Marcio Liberbaum, fundador da ABTox e presidente do Instituto de Tecnologias para o Trânsito Seguro (ITTS), recordou que o exame toxicológico para as categorias C, D e E foi instituído em 2015, mas sua aplicação plena só teve início em 2017, após a derrubada de aproximadamente 17 liminares contrárias à medida. Em entrevista à Agência Brasil, Liberbaum destacou que, à época, os motoristas profissionais dessas categorias, embora representassem apenas 4% da frota circulante, estavam envolvidos em 53% dos acidentes fatais nas estradas.
Então, era evidente que alguma coisa estava errada. A gente viu que era droga e nas pesquisas feitas junto à opinião pública, a gente confirmou isso.

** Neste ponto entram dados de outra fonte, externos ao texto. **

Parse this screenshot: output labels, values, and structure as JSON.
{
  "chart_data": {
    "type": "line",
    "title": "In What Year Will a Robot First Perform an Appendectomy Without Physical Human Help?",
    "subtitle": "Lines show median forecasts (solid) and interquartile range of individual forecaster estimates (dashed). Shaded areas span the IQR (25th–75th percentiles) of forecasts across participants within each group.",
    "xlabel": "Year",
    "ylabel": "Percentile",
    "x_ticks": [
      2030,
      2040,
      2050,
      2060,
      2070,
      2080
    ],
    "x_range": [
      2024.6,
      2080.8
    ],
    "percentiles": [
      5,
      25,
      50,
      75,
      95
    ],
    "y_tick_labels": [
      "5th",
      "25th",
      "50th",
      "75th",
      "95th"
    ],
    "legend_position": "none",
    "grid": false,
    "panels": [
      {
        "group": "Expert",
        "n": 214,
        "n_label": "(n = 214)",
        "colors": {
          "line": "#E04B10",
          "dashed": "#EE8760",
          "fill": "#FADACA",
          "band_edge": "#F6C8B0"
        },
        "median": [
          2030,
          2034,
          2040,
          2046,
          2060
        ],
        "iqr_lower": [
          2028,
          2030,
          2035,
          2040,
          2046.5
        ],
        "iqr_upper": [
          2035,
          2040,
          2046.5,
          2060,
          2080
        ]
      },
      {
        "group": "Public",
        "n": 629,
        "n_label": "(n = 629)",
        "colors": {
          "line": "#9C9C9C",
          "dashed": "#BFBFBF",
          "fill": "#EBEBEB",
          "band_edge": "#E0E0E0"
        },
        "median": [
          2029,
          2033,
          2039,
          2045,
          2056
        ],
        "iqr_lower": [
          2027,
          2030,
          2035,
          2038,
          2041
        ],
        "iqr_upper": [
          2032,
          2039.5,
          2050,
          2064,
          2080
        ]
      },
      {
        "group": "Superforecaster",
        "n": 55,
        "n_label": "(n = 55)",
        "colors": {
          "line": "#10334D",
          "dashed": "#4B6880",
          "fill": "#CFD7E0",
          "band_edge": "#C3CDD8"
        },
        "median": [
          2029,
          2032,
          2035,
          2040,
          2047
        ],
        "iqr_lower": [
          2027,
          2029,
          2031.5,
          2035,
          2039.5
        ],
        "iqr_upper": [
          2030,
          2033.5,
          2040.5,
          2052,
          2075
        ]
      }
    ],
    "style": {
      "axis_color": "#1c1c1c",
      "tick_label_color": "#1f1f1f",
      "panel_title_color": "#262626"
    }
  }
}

Dados da Polícia Rodoviária Federal (PRF) de 2017 indicam uma redução de 34% nos acidentes envolvendo caminhões, uma queda de 45% nos acidentes com ônibus e uma diminuição de 54% nos acidentes fatais em rodovias interestaduais. A ABTox ainda argumenta que a medida preveniu uma perda estimada de 74 bilhões de reais para o Produto Interno Bruto (PIB), valor associado a afastamentos e sinistralidades decorrentes do envolvimento de motoristas sob o efeito de drogas.
Liberbaum esclareceu que o exame toxicológico não adota uma política de tolerância zero, como a Lei Seca. Ele é capaz de detectar se um candidato à CNH acumulou, nos últimos seis meses, 500 picogramas de cocaína. Um picograma é uma unidade de medida de massa extremamente reduzida, empregada em contextos científicos de alta precisão para identificar traços mínimos de substâncias toxicológicas e em testes antidoping.
Aí, ele está inviabilizado. Perdeu o equilíbrio, a capacidade reativa de reflexo, perdeu o centro de orientação, esse cara não pode dirigir mais.